Mobile device security in healthcare: Changing the mobile mindset

Please enjoy Mac’s latest mHIMSS blog post

I wanted to follow up my last post on mobile security in healthcare by bringing to light the need for a general shift in mindset in terms of how healthcare professionals are using mobile devices.

There is no question that mobile technology has become tightly integrated into most people’s personal and professional lives, with healthcare being no exception. In fact, it is very likely that a fair percentage of the current readers of this post have accessed this material on a phone, tablet or some other portable device. I get it. It is easy and it is convenient. Mobile technology allows for work on the go and instant connectivity. While it may be a difficult task for healthcare professionals to deny themselves the expedience, convenience and perpetual connectivity of mobile devices, if they wish to remain compliant with HIPAA and avoid a breach of electronic Protected Health Information (ePHI), a serious change of mindset is in order.

While some covered entities issue mobile devices (phones, laptops, tablets, etc.) which are protected with encryption and/or hosted on a secure server, many do not, and staff use personal devices in droves and subsequently introduce serious security risks. It is understandable that employees may want to use their own technology in lieu of company-issued devices, as mobile devices can absolutely provide a boost in efficiency and foster instant communication and data exchange. An increasingly common security risk that is often overlooked is introduced when clinical staff (physicians and nurses) use text messaging as a primary means of communication. Whether it is as straightforward as storing a health record on a mobile device or as innocent as sending a text message containing ePHI, most employees are focused on getting their jobs done in the most efficient manner possible and are not thinking about the breach vulnerability of their personal devices.

So then, is the change in perception and practice needed at the individual or organizational level?

The answer to this question is that both organizations and their staff need to re-examine their approaches to allowing personal non-secure devices to receive, transmit or store ePHI. While it is true that a great deal of risk can be eliminated by providing employees with encrypted devices with remote data storage and adequate access controls, many organizations simply lack the resources for such investments. Educating staff about the insecurity of mobile devices and the specific HIPAA requirements relating to those devices is clearly an essential first step for any provider organization. Ignorance of HIPAA regulations is not an excuse for a breach of protected health data and will not prevent or curb the many associated potential consequences of a breach. So as long as healthcare professionals remain uninformed about what the rules are and how to avoid breaking them, organizational risk will remain high.

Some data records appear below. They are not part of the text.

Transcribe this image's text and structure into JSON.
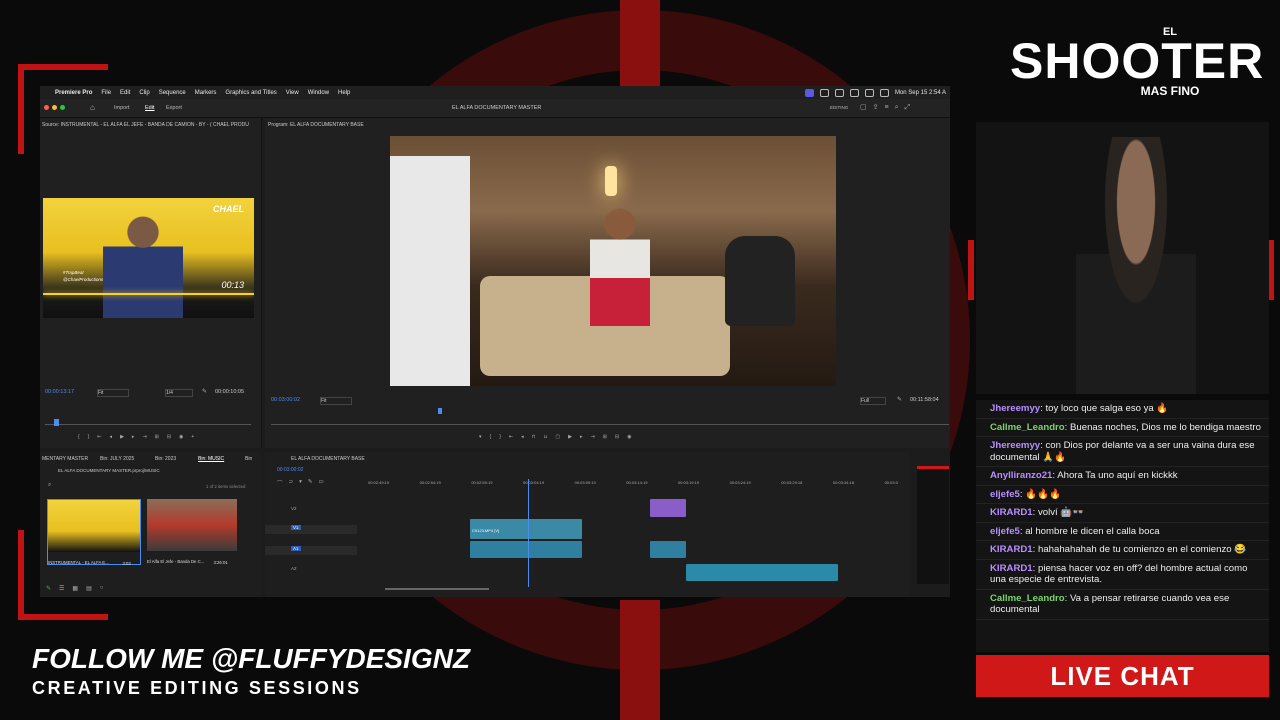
{
  "menubar": {
    "app": "Premiere Pro",
    "items": [
      "File",
      "Edit",
      "Clip",
      "Sequence",
      "Markers",
      "Graphics and Titles",
      "View",
      "Window",
      "Help"
    ],
    "clock": "Mon Sep 15  2:54 A"
  },
  "window": {
    "tabs": [
      "Import",
      "Edit",
      "Export"
    ],
    "title": "EL ALFA DOCUMENTARY MASTER",
    "workspace": "EDITING"
  },
  "source_monitor": {
    "tab": "Source: INSTRUMENTAL - EL ALFA EL JEFE - BANDA DE CAMION - BY - ( CHAEL PRODU",
    "timecode": "00:00:13:17",
    "fit": "Fit",
    "ratio": "1/4",
    "duration": "00:00:10:05",
    "thumb_logo": "CHAEL",
    "thumb_tag1": "#TrapBeat",
    "thumb_tag2": "@ChaelProductions",
    "thumb_time": "00:13"
  },
  "program_monitor": {
    "tab": "Program: EL ALFA DOCUMENTARY BASE",
    "timecode": "00:03:00:02",
    "fit": "Fit",
    "quality": "Full",
    "duration": "00:11:58:04"
  },
  "project": {
    "tabs": [
      "MENTARY MASTER",
      "Bin: JULY 2025",
      "Bin: 2023",
      "Bin: MUSIC",
      "Bin"
    ],
    "path": "EL ALFA DOCUMENTARY MASTER.prproj\\MUSIC",
    "selected": "1 of 2 items selected",
    "items": [
      {
        "name": "INSTRUMENTAL - EL ALFA E...",
        "dur": "3:03"
      },
      {
        "name": "El Alfa El Jefe - Banda De C...",
        "dur": "3:26:01"
      }
    ]
  },
  "timeline": {
    "tab": "EL ALFA DOCUMENTARY BASE",
    "timecode": "00:03:00:02",
    "ruler": [
      "00:02:49:19",
      "00:02:54:19",
      "00:02:59:19",
      "00:03:04:19",
      "00:03:09:19",
      "00:03:14:19",
      "00:03:19:19",
      "00:03:24:19",
      "00:03:29:18",
      "00:03:34:18",
      "00:03:3"
    ],
    "tracks": [
      "V2",
      "V1",
      "A1",
      "A2"
    ],
    "clip_label": "C0123.MP4 [V]"
  },
  "chat": {
    "messages": [
      {
        "user": "Jhereemyy",
        "color": "#b98fff",
        "text": "toy loco que salga eso ya 🔥"
      },
      {
        "user": "Callme_Leandro",
        "color": "#7bd36b",
        "text": "Buenas noches, Dios me lo bendiga maestro"
      },
      {
        "user": "Jhereemyy",
        "color": "#b98fff",
        "text": "con Dios por delante va a ser una vaina dura ese documental 🙏🔥"
      },
      {
        "user": "Anylliranzo21",
        "color": "#b98fff",
        "text": "Ahora Ta uno aquí en kickkk"
      },
      {
        "user": "eljefe5",
        "color": "#b98fff",
        "text": "🔥🔥🔥"
      },
      {
        "user": "KIRARD1",
        "color": "#b98fff",
        "text": "volví 🤖👓"
      },
      {
        "user": "eljefe5",
        "color": "#b98fff",
        "text": "al hombre le dicen el calla boca"
      },
      {
        "user": "KIRARD1",
        "color": "#b98fff",
        "text": "hahahahahah de tu comienzo en el comienzo 😂"
      },
      {
        "user": "KIRARD1",
        "color": "#b98fff",
        "text": "piensa hacer voz en off? del hombre actual como una especie de entrevista."
      },
      {
        "user": "Callme_Leandro",
        "color": "#7bd36b",
        "text": "Va a pensar retirarse cuando vea ese documental"
      }
    ]
  },
  "overlay": {
    "logo_top": "EL",
    "logo_main": "SHOOTER",
    "logo_sub": "MAS FINO",
    "live_chat": "LIVE CHAT",
    "follow": "FOLLOW ME @FLUFFYDESIGNZ",
    "sessions": "CREATIVE EDITING SESSIONS",
    "accent": "#d01818"
  }
}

Education must begin at the organizational level and should be required for all employees responsible for storing or transmitting protected data. Staff education should include an overview of HIPAA regulations, the greatest threats to mobile devices, the potential consequences of a data breach, the best security practices and organizational security policy. As far as employees are concerned, the bottom line regarding HIPAA is that any covered entity responsible for storing or transmitting protected health data must secure the information from breach, or risk financial repercussions in the 4- to 7-million-dollar range, on average. Employees must understand that because personal mobile technology is produced for the masses and not with the security of health data in mind, their iPhone or tablet is simply not adequately protected out of the box.

Organizational policy should be implemented and strictly enforced to prevent the use of insufficiently protected personal mobile devices when ePHI is in play. If staff members either insist on using or, by policy, are permitted to use their own devices, they should be required to demonstrate that all the appropriate security measures are in place, such as encryption, remote storage, access control and the ability to wipe the device clean if lost or stolen.

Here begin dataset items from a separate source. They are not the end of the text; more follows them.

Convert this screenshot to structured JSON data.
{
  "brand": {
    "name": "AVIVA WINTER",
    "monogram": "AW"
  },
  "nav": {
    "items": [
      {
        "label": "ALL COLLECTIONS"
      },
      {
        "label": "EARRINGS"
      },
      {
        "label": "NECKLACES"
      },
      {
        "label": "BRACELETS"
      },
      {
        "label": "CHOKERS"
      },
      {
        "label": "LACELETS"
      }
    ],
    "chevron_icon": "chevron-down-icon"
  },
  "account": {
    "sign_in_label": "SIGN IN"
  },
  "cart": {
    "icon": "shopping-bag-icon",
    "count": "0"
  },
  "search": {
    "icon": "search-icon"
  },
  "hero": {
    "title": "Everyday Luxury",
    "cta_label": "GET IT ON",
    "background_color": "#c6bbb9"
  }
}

I am an advocate for mobile technologies and believe that there are significant advantages to be gained from their use in the healthcare industry. However, I think that we often forget that there was a time when people functioned without smart phones and the constant ability to instantly access all information. This concept goes back to my previous post and the need to discern what data we may want and what is actually needed to provide the best care in the safest manner possible.

Healthcare professionals must understand and differentiate the way that mobile technology is used in professional versus personal settings. The consequences of a breach are too significant to justify the introduction of a potential point of breach for the sake of convenience.